Motown- Soul Music
Motown (incorporated in 1960 as Motown Record Corporation) is an American record company founded in January 1959 by Berry Gordy Jr. in Detroit, Michigan, under the name Tamla Record Company. Outside the United States, it is sometimes called Tamla-Motown. The company became known primarily for producing and distributing R&B, soul music, and pop music, but continues to sign artists in other genres. In 1988, the company was sold to MCA/Universal and is now owned by the major record label Universal Music Group. Motown Records’ headquarters have been in Los Angeles since 2014. “Motown” is a portmanteau of motor and city, alluding to Detroit, the city of automobiles.
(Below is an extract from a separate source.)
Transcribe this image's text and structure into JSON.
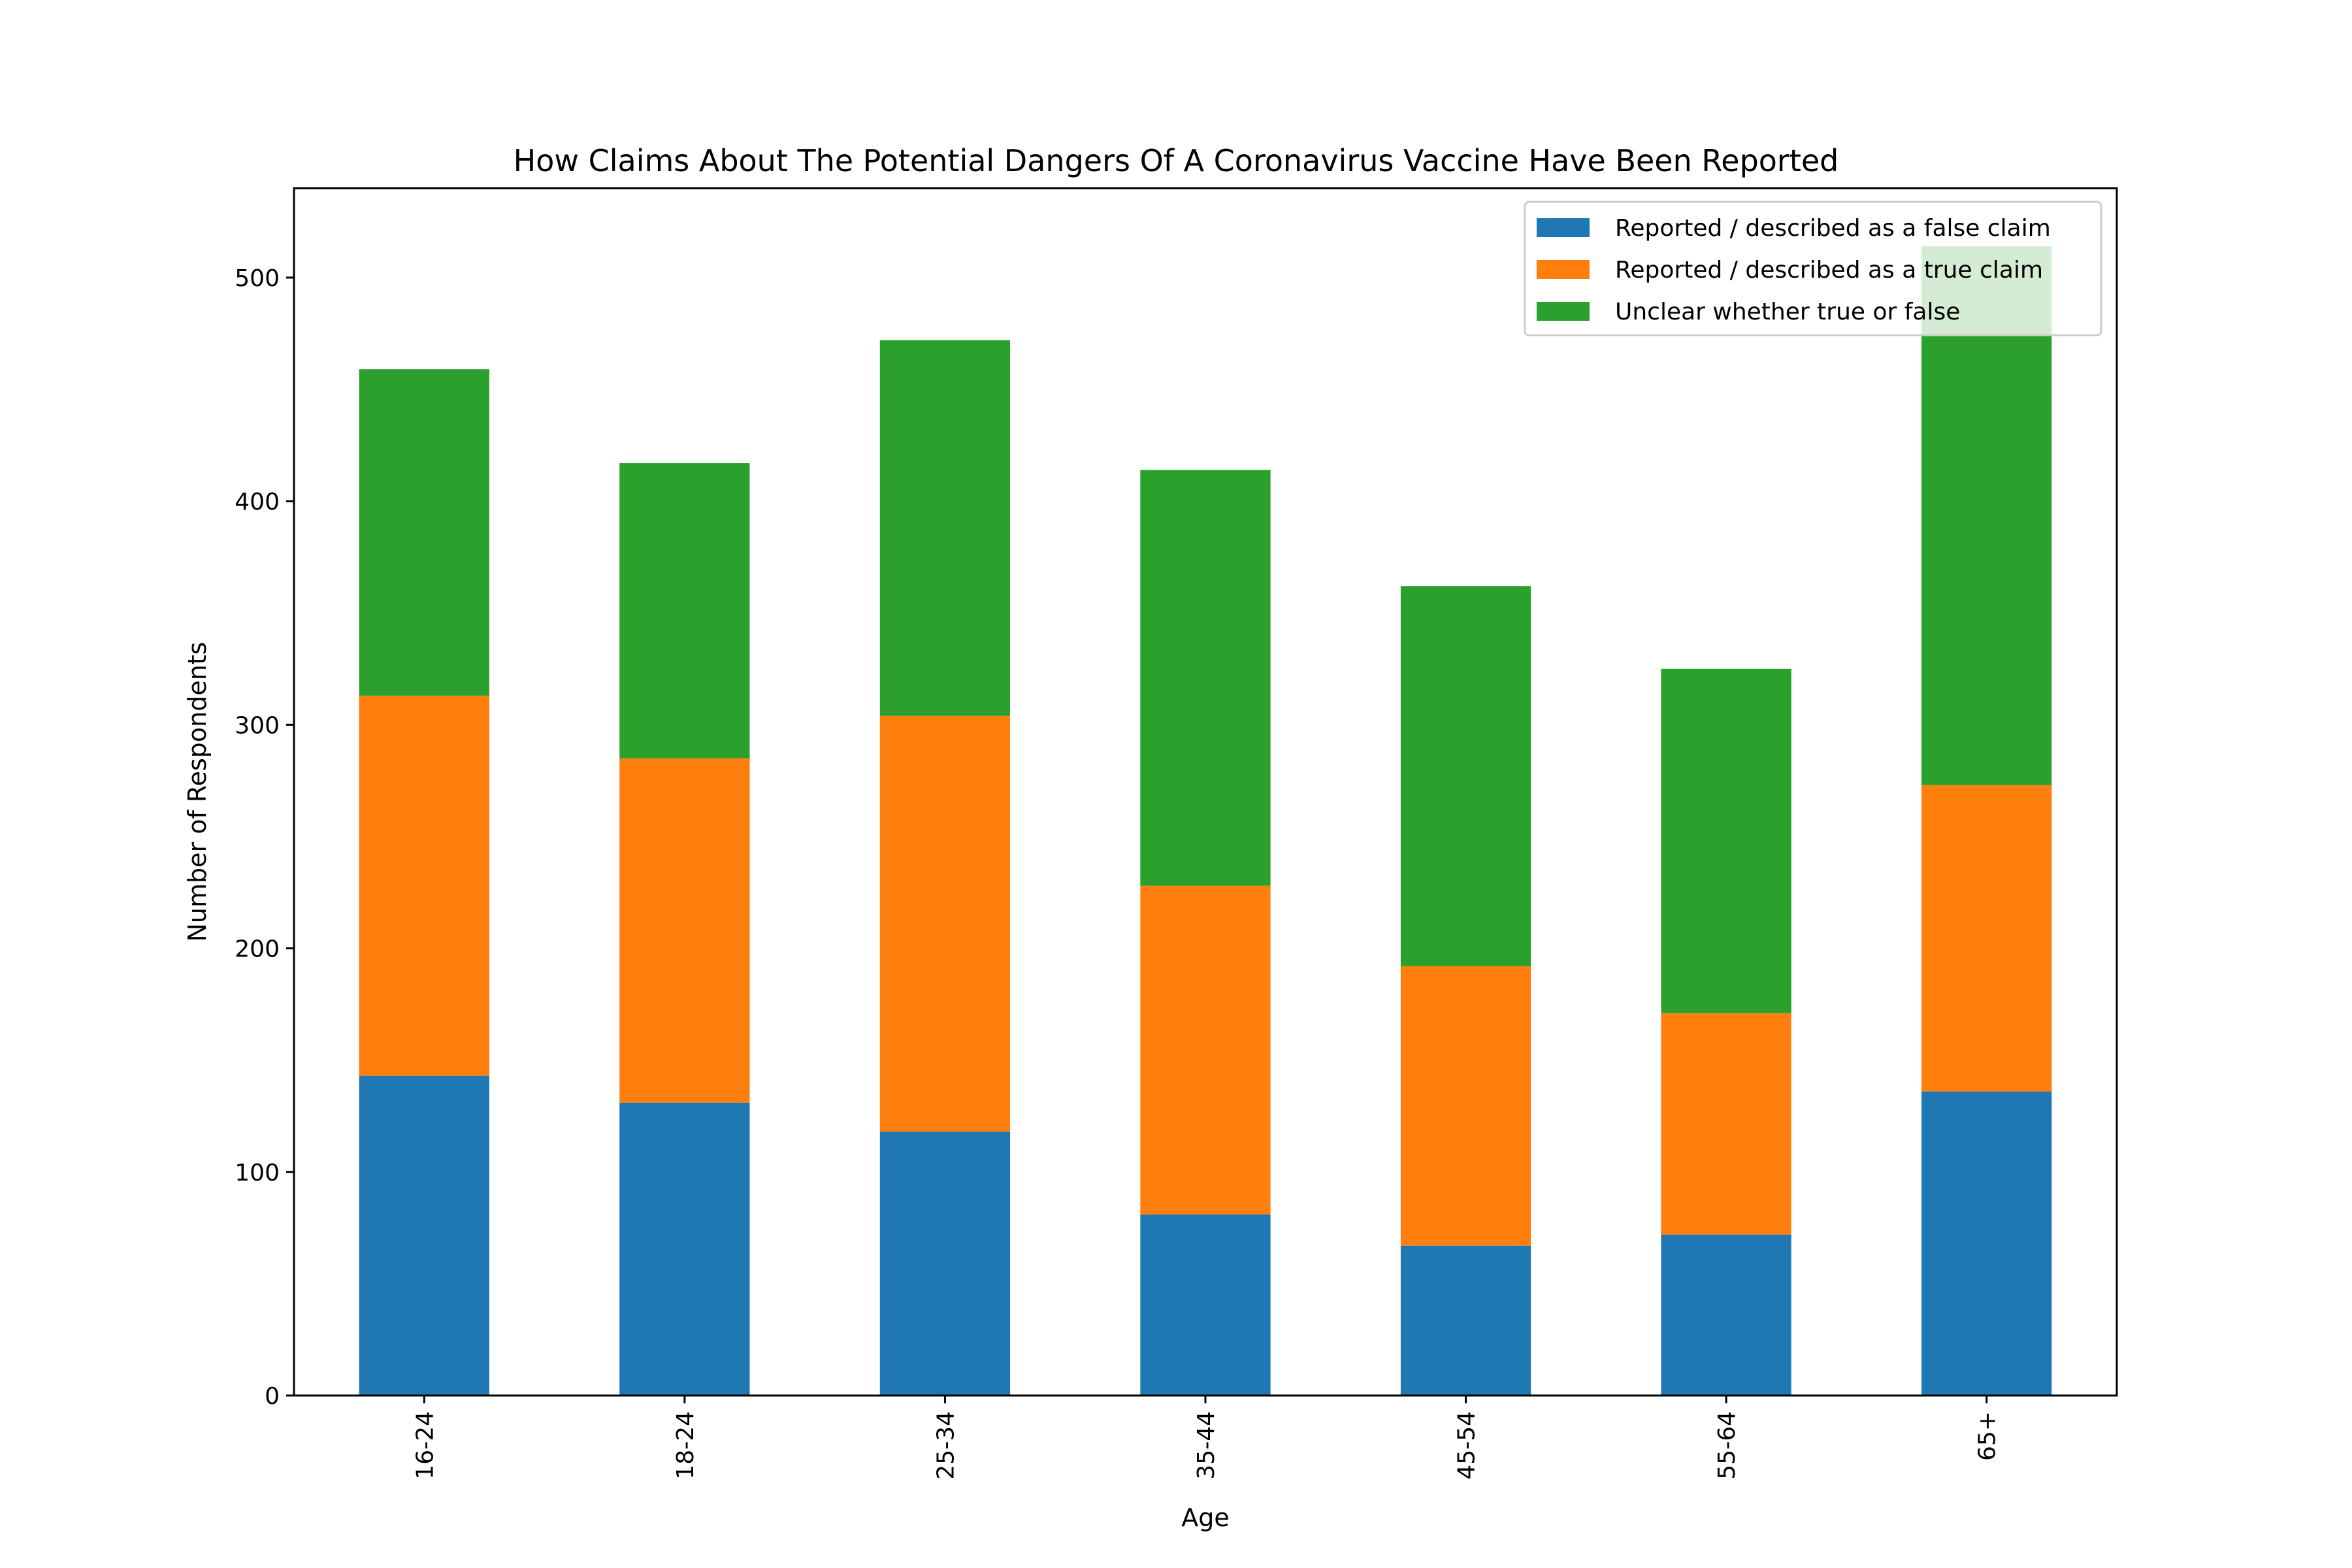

The term Motown sound was coined by the trade media. It shows the homogeneity of the music production of the record company Tamla Motown Records, which does not exist in absolute form. However, these recordings have some common features that show a uniform sound in most of the recordings. It all started in the company’s own recording studio “Recording Studio A” in the Hitsville Building (2648 West Avenue). From 1959 to 1973 all recordings of the Motown band were produced here almost 24 hours a day. The consistent producers are mainly the composer/writer team Holland/Dozier/Holland, Whitfield/Strong or Ashford/Simpson, who also shaped the sound of Motown with their works and compositions. In addition, Funk Brothers are almost always the same studio musician Their special musical instruments are an important part of this sound. Motown’s trademark is the famous saxophone break, contributed by Mike Terry and Thomas “Beans” Bowles (baritone sax), Hank Cosby (tenor sax) and Teddy Buckner (alto sax). Sachs emphasized their backgrounds and instrumentals, which are highly recognizable. James Jamerson’s bass guitar and Benny Benjamin’s bass drum also form the basis of a unit. Jamerson started most of the meeting and then the drums. “We don’t need notes because we know how the grooves are done.” There is also a typical use of tambourines to emphasize the backhand, prominent, mostly melodic bass guitar, recognizable melody and chord structure, and orchestral violin and horn parts. Instruments are often copied by dubbing, often two drums are used simultaneously, at least three guitars are used at the same time. The sound concept also includes pounding percussion, emphasis on the edginess of the drum, and sometimes the echo of the harsh female background chorus in the traditional style. A fundamental element of Motown music is the slightly interlaced sequence of vocals and accompaniment, which makes the song driving.